New York Gov. Andrew Cuomo signed a bill on Monday that allows congressional committees to access President Donald Trump’s state tax returns.
The bill requires state officials to hand over the tax returns for any “specified and legitimate legislative purpose” by the House Ways and Means Committee, the Senate Finance Committee, and the Joint Committee on Taxation.
Senate Bill S5072A is effective immediately, though it could still be challenged by the Trump administration. And while Trump’s federal tax returns remain off-limits, much of the information sought could be just as easily found within the records of his home state.
Cuomo said the bill would help Congress to “fulfill its Constitutional responsibilities, strengthen our democratic system and ensure that no one is above the law.” But Republicans describe the new bill as a “bill of attainder,” unconstitutional because it is intended to target a specific individual.

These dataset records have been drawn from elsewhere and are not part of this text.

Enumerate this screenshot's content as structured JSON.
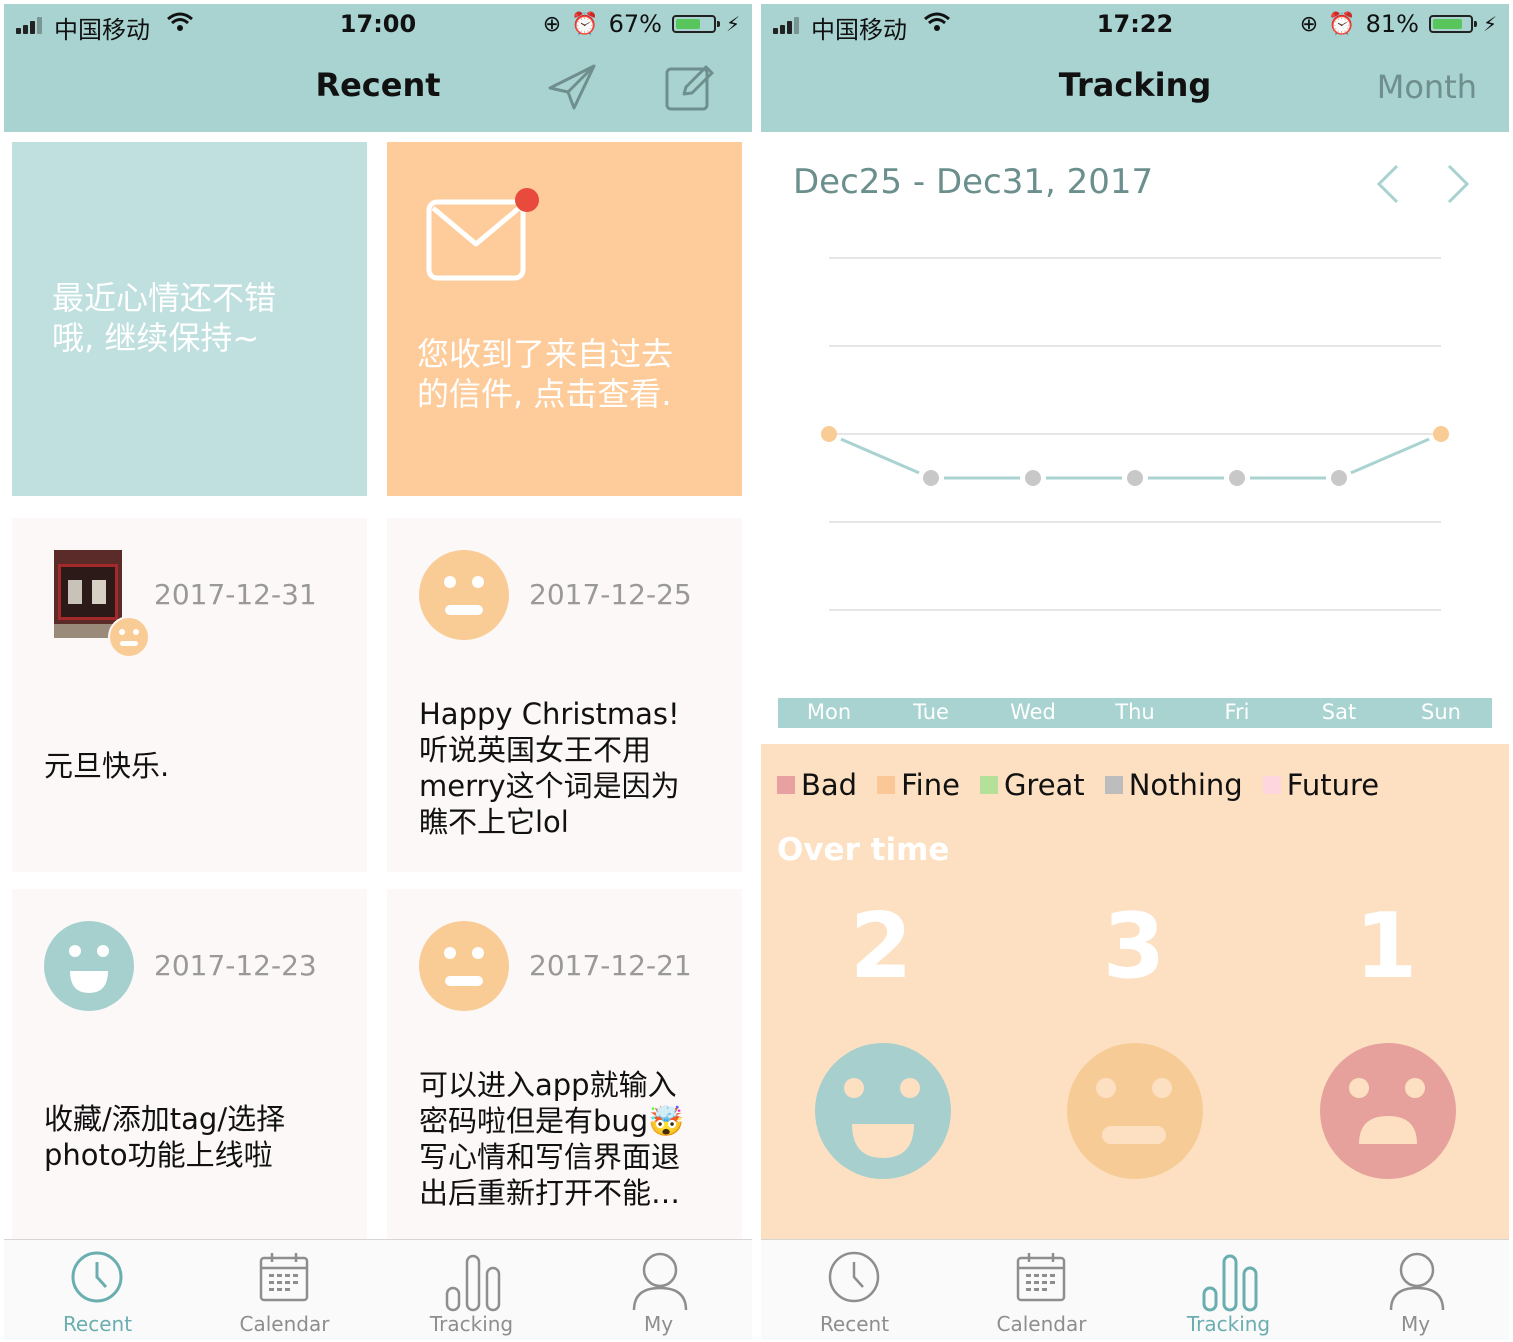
{
  "left": {
    "status": {
      "carrier": "中国移动",
      "time": "17:00",
      "battery": "67%",
      "battery_level": 0.67
    },
    "nav": {
      "title": "Recent",
      "send_icon": "paper-plane-icon",
      "compose_icon": "compose-icon"
    },
    "promo_mood": {
      "text_line1": "最近心情还不错",
      "text_line2": "哦, 继续保持~"
    },
    "promo_letter": {
      "text_line1": "您收到了来自过去",
      "text_line2": "的信件, 点击查看.",
      "icon": "envelope-icon",
      "badge_color": "#e84b3c"
    },
    "cards": [
      {
        "date": "2017-12-31",
        "mood": "fine",
        "has_photo": true,
        "lines": [
          "元旦快乐."
        ]
      },
      {
        "date": "2017-12-25",
        "mood": "fine",
        "lines": [
          "Happy Christmas!",
          "听说英国女王不用",
          "merry这个词是因为",
          "瞧不上它lol"
        ]
      },
      {
        "date": "2017-12-23",
        "mood": "great",
        "lines": [
          "收藏/添加tag/选择",
          "photo功能上线啦"
        ]
      },
      {
        "date": "2017-12-21",
        "mood": "fine",
        "lines": [
          "可以进入app就输入",
          "密码啦但是有bug🤯",
          "写心情和写信界面退",
          "出后重新打开不能…"
        ]
      }
    ]
  },
  "right": {
    "status": {
      "carrier": "中国移动",
      "time": "17:22",
      "battery": "81%",
      "battery_level": 0.81
    },
    "nav": {
      "title": "Tracking",
      "right_label": "Month"
    },
    "range_label": "Dec25 - Dec31, 2017",
    "chart_data": {
      "type": "line",
      "categories": [
        "Mon",
        "Tue",
        "Wed",
        "Thu",
        "Fri",
        "Sat",
        "Sun"
      ],
      "series": [
        {
          "values": [
            2,
            1.5,
            1.5,
            1.5,
            1.5,
            1.5,
            2
          ],
          "point_moods": [
            "fine",
            "nothing",
            "nothing",
            "nothing",
            "nothing",
            "nothing",
            "fine"
          ]
        }
      ],
      "ylim": [
        0,
        4
      ],
      "grid": true
    },
    "legend": [
      {
        "label": "Bad",
        "color": "#e9a0a0"
      },
      {
        "label": "Fine",
        "color": "#fcc796"
      },
      {
        "label": "Great",
        "color": "#b5e09a"
      },
      {
        "label": "Nothing",
        "color": "#bdbdbd"
      },
      {
        "label": "Future",
        "color": "#fdd6de"
      }
    ],
    "overtime_title": "Over time",
    "overtime": [
      {
        "count": "2",
        "mood": "great"
      },
      {
        "count": "3",
        "mood": "fine"
      },
      {
        "count": "1",
        "mood": "bad"
      }
    ]
  },
  "tabs": [
    "Recent",
    "Calendar",
    "Tracking",
    "My"
  ],
  "tab_icons": [
    "clock-icon",
    "calendar-icon",
    "bar-chart-icon",
    "user-icon"
  ],
  "colors": {
    "teal": "#a8d3d1",
    "orange": "#fecc9a",
    "accent": "#6aaeb0",
    "fine": "#f9cc96",
    "great": "#a6d0ce",
    "bad": "#e69e9c",
    "nothing": "#c8c8c8"
  }
}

“Our legislation isn’t about one person,” New York State Senator Brad Hoylman disagreed. “It’s about assisting Congress in its oversight abilities.” Cuomo echoed this sentiment, agreeing that “tax secrecy is paramount,” with “the exception being for bona fide investigative and law enforcement purposes.”
The bill finally takes effect after an internal six-week delay. Cuomo spokesperson Dani Lever explained that they allowed the time to ensure every detail of the bill and its amendments was sound. “Any responsible government would thoroughly review this bill, just as we will with more than 930 bills passed this session,” she said.
Of course, Lever admitted “how high the stakes are of this particular legislation.”
On Twitter, Trump has expressed his doubt in the motives behind this bill and the investigations of the state’s Attorney General Letitia James, saying she is “harassing all of my New York businesses in search of anything at all they can find to make me look as bad as possible.”
Cuomo’s response? “If [Trump] is worried about law enforcement, he shouldn’t break the law.”